Why not horns?


I've owned a lot of speakers over the years but I have never experienced anything like the midrange reproduction from my horns. With a frequency response of 300 Hz. up to 14 Khz. from a single distortionless driver, it seems like a no-brainer that everyone would want this performance. Why don't you use horns?
macrojack
"Anyway, thats neither here nor there. Probably not the best choice of words to indicate that the idea of time coherency by design is exceedingly rare. To the best of my knowledge, only Vandersteen and Thiel on a consistent basis anymore."

Also OHM Walsh.
Even single driver speakers are not perfectly time and phase coherent. But close enough** to trick us into thinking they are.

** Subject to debate.
Cdc - I'm not well schooled in the matters you brought up just now but my sense is that you are demonstrating that an Aveo gets decidedly better mpg. than a Corvette. Of course, you are right but the parameters qualify the argument.

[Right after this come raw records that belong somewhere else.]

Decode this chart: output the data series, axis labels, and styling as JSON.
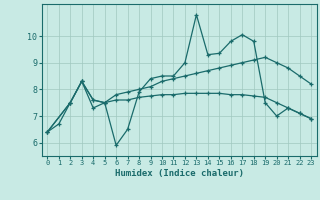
{
  "xlabel": "Humidex (Indice chaleur)",
  "xlim": [
    -0.5,
    23.5
  ],
  "ylim": [
    5.5,
    11.2
  ],
  "yticks": [
    6,
    7,
    8,
    9,
    10
  ],
  "xticks": [
    0,
    1,
    2,
    3,
    4,
    5,
    6,
    7,
    8,
    9,
    10,
    11,
    12,
    13,
    14,
    15,
    16,
    17,
    18,
    19,
    20,
    21,
    22,
    23
  ],
  "bg_color": "#c8eae4",
  "grid_color": "#a0c8c0",
  "line_color": "#1a6b6b",
  "lines": [
    {
      "x": [
        0,
        1,
        2,
        3,
        4,
        5,
        6,
        7,
        8,
        9,
        10,
        11,
        12,
        13,
        14,
        15,
        16,
        17,
        18,
        19,
        20,
        21,
        22,
        23
      ],
      "y": [
        6.4,
        6.7,
        7.5,
        8.3,
        7.3,
        7.5,
        5.9,
        6.5,
        7.9,
        8.4,
        8.5,
        8.5,
        9.0,
        10.8,
        9.3,
        9.35,
        9.8,
        10.05,
        9.8,
        7.5,
        7.0,
        7.3,
        7.1,
        6.9
      ]
    },
    {
      "x": [
        0,
        2,
        3,
        4,
        5,
        6,
        7,
        8,
        9,
        10,
        11,
        12,
        13,
        14,
        15,
        16,
        17,
        18,
        19,
        20,
        21,
        22,
        23
      ],
      "y": [
        6.4,
        7.5,
        8.3,
        7.6,
        7.5,
        7.8,
        7.9,
        8.0,
        8.1,
        8.3,
        8.4,
        8.5,
        8.6,
        8.7,
        8.8,
        8.9,
        9.0,
        9.1,
        9.2,
        9.0,
        8.8,
        8.5,
        8.2
      ]
    },
    {
      "x": [
        0,
        2,
        3,
        4,
        5,
        6,
        7,
        8,
        9,
        10,
        11,
        12,
        13,
        14,
        15,
        16,
        17,
        18,
        19,
        20,
        21,
        22,
        23
      ],
      "y": [
        6.4,
        7.5,
        8.3,
        7.6,
        7.5,
        7.6,
        7.6,
        7.7,
        7.75,
        7.8,
        7.8,
        7.85,
        7.85,
        7.85,
        7.85,
        7.8,
        7.8,
        7.75,
        7.7,
        7.5,
        7.3,
        7.1,
        6.9
      ]
    }
  ]
}
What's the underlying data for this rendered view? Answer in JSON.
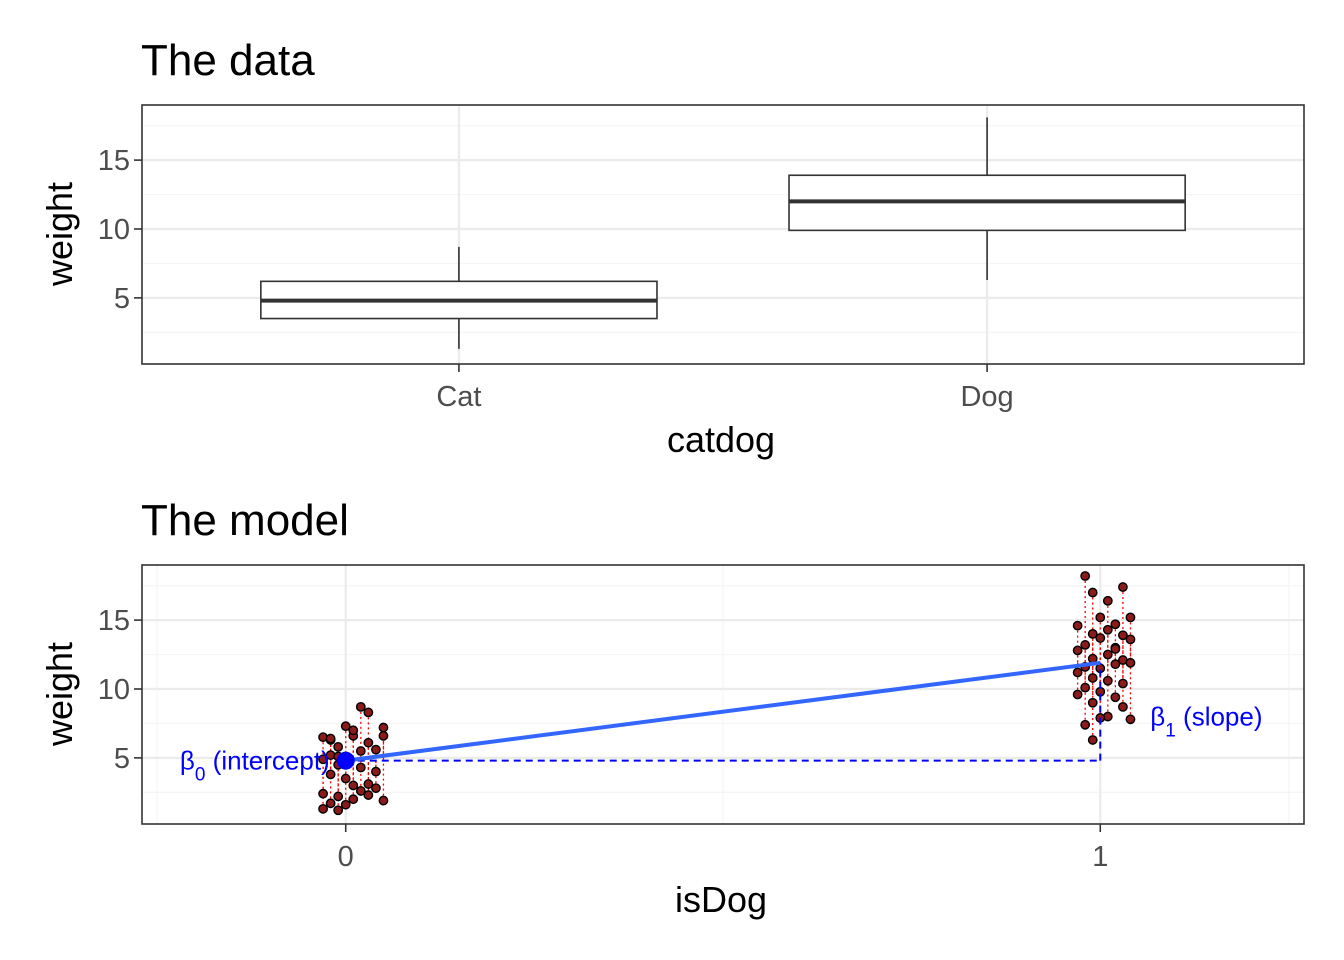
{
  "chart_data": [
    {
      "type": "boxplot",
      "title": "The data",
      "xlabel": "catdog",
      "ylabel": "weight",
      "ylim": [
        0.2,
        19
      ],
      "y_ticks": [
        "5",
        "10",
        "15"
      ],
      "grid": true,
      "categories": [
        "Cat",
        "Dog"
      ],
      "boxes": [
        {
          "category": "Cat",
          "whisker_low": 1.3,
          "q1": 3.5,
          "median": 4.8,
          "q3": 6.2,
          "whisker_high": 8.7
        },
        {
          "category": "Dog",
          "whisker_low": 6.3,
          "q1": 9.9,
          "median": 12.0,
          "q3": 13.9,
          "whisker_high": 18.1
        }
      ]
    },
    {
      "type": "scatter",
      "title": "The model",
      "xlabel": "isDog",
      "ylabel": "weight",
      "xlim": [
        -0.27,
        1.27
      ],
      "ylim": [
        0.2,
        19
      ],
      "x_ticks": [
        "0",
        "1"
      ],
      "y_ticks": [
        "5",
        "10",
        "15"
      ],
      "grid": true,
      "points": [
        {
          "x": -0.03,
          "y": 6.5
        },
        {
          "x": -0.02,
          "y": 6.3
        },
        {
          "x": 0.01,
          "y": 6.6
        },
        {
          "x": 0.03,
          "y": 6.1
        },
        {
          "x": -0.01,
          "y": 5.8
        },
        {
          "x": 0.02,
          "y": 5.5
        },
        {
          "x": -0.02,
          "y": 5.2
        },
        {
          "x": 0.0,
          "y": 7.3
        },
        {
          "x": 0.02,
          "y": 8.7
        },
        {
          "x": 0.03,
          "y": 8.3
        },
        {
          "x": 0.01,
          "y": 7.0
        },
        {
          "x": 0.05,
          "y": 6.6
        },
        {
          "x": 0.04,
          "y": 5.6
        },
        {
          "x": -0.03,
          "y": 4.9
        },
        {
          "x": -0.01,
          "y": 4.5
        },
        {
          "x": 0.02,
          "y": 4.3
        },
        {
          "x": 0.04,
          "y": 4.0
        },
        {
          "x": -0.02,
          "y": 3.8
        },
        {
          "x": 0.0,
          "y": 3.5
        },
        {
          "x": 0.03,
          "y": 3.1
        },
        {
          "x": -0.03,
          "y": 2.4
        },
        {
          "x": -0.01,
          "y": 2.2
        },
        {
          "x": 0.01,
          "y": 2.0
        },
        {
          "x": 0.03,
          "y": 2.3
        },
        {
          "x": 0.04,
          "y": 2.8
        },
        {
          "x": 0.05,
          "y": 1.9
        },
        {
          "x": -0.02,
          "y": 1.7
        },
        {
          "x": 0.0,
          "y": 1.6
        },
        {
          "x": -0.03,
          "y": 1.3
        },
        {
          "x": -0.01,
          "y": 1.2
        },
        {
          "x": 0.02,
          "y": 2.6
        },
        {
          "x": -0.02,
          "y": 6.4
        },
        {
          "x": 0.05,
          "y": 7.2
        },
        {
          "x": 0.01,
          "y": 3.0
        },
        {
          "x": -0.01,
          "y": 5.1
        },
        {
          "x": 0.98,
          "y": 18.2
        },
        {
          "x": 0.99,
          "y": 17.0
        },
        {
          "x": 1.03,
          "y": 17.4
        },
        {
          "x": 1.01,
          "y": 16.4
        },
        {
          "x": 1.0,
          "y": 15.2
        },
        {
          "x": 1.04,
          "y": 15.2
        },
        {
          "x": 0.97,
          "y": 14.6
        },
        {
          "x": 1.02,
          "y": 14.7
        },
        {
          "x": 0.99,
          "y": 14.0
        },
        {
          "x": 1.01,
          "y": 14.3
        },
        {
          "x": 1.03,
          "y": 13.9
        },
        {
          "x": 1.0,
          "y": 13.7
        },
        {
          "x": 0.98,
          "y": 13.2
        },
        {
          "x": 1.02,
          "y": 13.0
        },
        {
          "x": 1.04,
          "y": 13.6
        },
        {
          "x": 0.97,
          "y": 12.8
        },
        {
          "x": 1.01,
          "y": 12.5
        },
        {
          "x": 0.99,
          "y": 12.2
        },
        {
          "x": 1.03,
          "y": 12.1
        },
        {
          "x": 0.98,
          "y": 11.6
        },
        {
          "x": 1.0,
          "y": 11.5
        },
        {
          "x": 1.02,
          "y": 11.8
        },
        {
          "x": 1.04,
          "y": 11.9
        },
        {
          "x": 0.97,
          "y": 11.2
        },
        {
          "x": 0.99,
          "y": 10.8
        },
        {
          "x": 1.01,
          "y": 10.6
        },
        {
          "x": 0.98,
          "y": 10.1
        },
        {
          "x": 1.0,
          "y": 9.8
        },
        {
          "x": 1.02,
          "y": 9.4
        },
        {
          "x": 0.99,
          "y": 9.0
        },
        {
          "x": 1.03,
          "y": 8.7
        },
        {
          "x": 1.01,
          "y": 8.0
        },
        {
          "x": 1.04,
          "y": 7.8
        },
        {
          "x": 1.0,
          "y": 7.9
        },
        {
          "x": 0.98,
          "y": 7.4
        },
        {
          "x": 0.99,
          "y": 6.3
        },
        {
          "x": 1.02,
          "y": 12.9
        },
        {
          "x": 0.97,
          "y": 9.6
        },
        {
          "x": 1.03,
          "y": 10.4
        }
      ],
      "fit": {
        "intercept": 4.8,
        "slope": 7.1
      },
      "annotations": {
        "b0_symbol": "β",
        "b0_sub": "0",
        "b0_text": " (intercept)",
        "b1_symbol": "β",
        "b1_sub": "1",
        "b1_text": " (slope)"
      },
      "colors": {
        "fit_line": "#3366ff",
        "annotation": "#0000ff",
        "residual": "#ff0000",
        "point_fill": "#8b1a1a"
      }
    }
  ]
}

I recall you mentioning earlier that you listen at 65 db. Probably the areas where you find your single driver to excel are dependent on keeping the SPLs down. My average listening level is more like 85 db (still not very loud) and I suspect your single driver might keep up at that level in a small enough room. Mr.decibel would not get much of a bang from that approach, however, because he says he listens at upwards of 100 db., though I can't imagine how.

So, while specifications are very useful, even essential, they are dependent on circumstances and conditions that don't always appear on the stat sheet.

I'm pretty tempted by the logic and testimonials I read about with single drivers but I can't see them as a realistic replacement for my horns.
Prez, I hear what you are saying but I think the manufacturers are using terminology to confuse the layman in an attempt to carve out a unique slot in the marketplace. In other words, marketing BS. A change in arrival time is a change in phase no matter how it is done. They are synonymous. If you read Thiels papers they admit as much.

Either the different frequencies arrive at the ear with the same timing relationship they had when they were put on the recording or they do not. If not it could be that the drivers aren't aligned, That a digital or electronic delay was employed, or there is a phase shift through some reactive device like a crossover.

If they want to distinguish phase shifts caused by crossovers as phase coherency since they are frequency dependent and those caused by driver alignment as time coherency since they are not frequency dependent I'm on board with that, but time alignment and time coherency are the same thing.

By eliminating all reactive components after my amps (no crossover what so ever) and implementing the crossovers digitally before the amps I should only have phase shifts caused by the reactance in the drivers and hopefully the bulk of that is outside the band of frequencies they will be fed.. Each band can also be digitally shifted in time so they should be close to being time and phase coherent to use Thiel's terminology. The purists cringe when you talk about digital processing but so far so good.

One point of clarification, Even first order filters cause phase shift as you approach the cutoff frequency. Thiel claims that they have achieved equal but opposite shifts from the drivers above and below the cutoff so they cancel.

The phase shift is kept low by using very gradual (6 dB/octave) roll-off slopes which produce a phase lag of 45° for the low frequency driver and a phase lead of 45° for the high frequency driver at the crossover point. Because the phase shift of each driver is much less than 90° and is equal and opposite, their outputs combine to produce a system output with no phase shift and perfect transient response.

I'm still trying to wrap my head around that one. If one driver produces a sound shifted in time so it occurs slightly earlier than those in the passband and another produces the same sound slightly later how can that add up to no time change?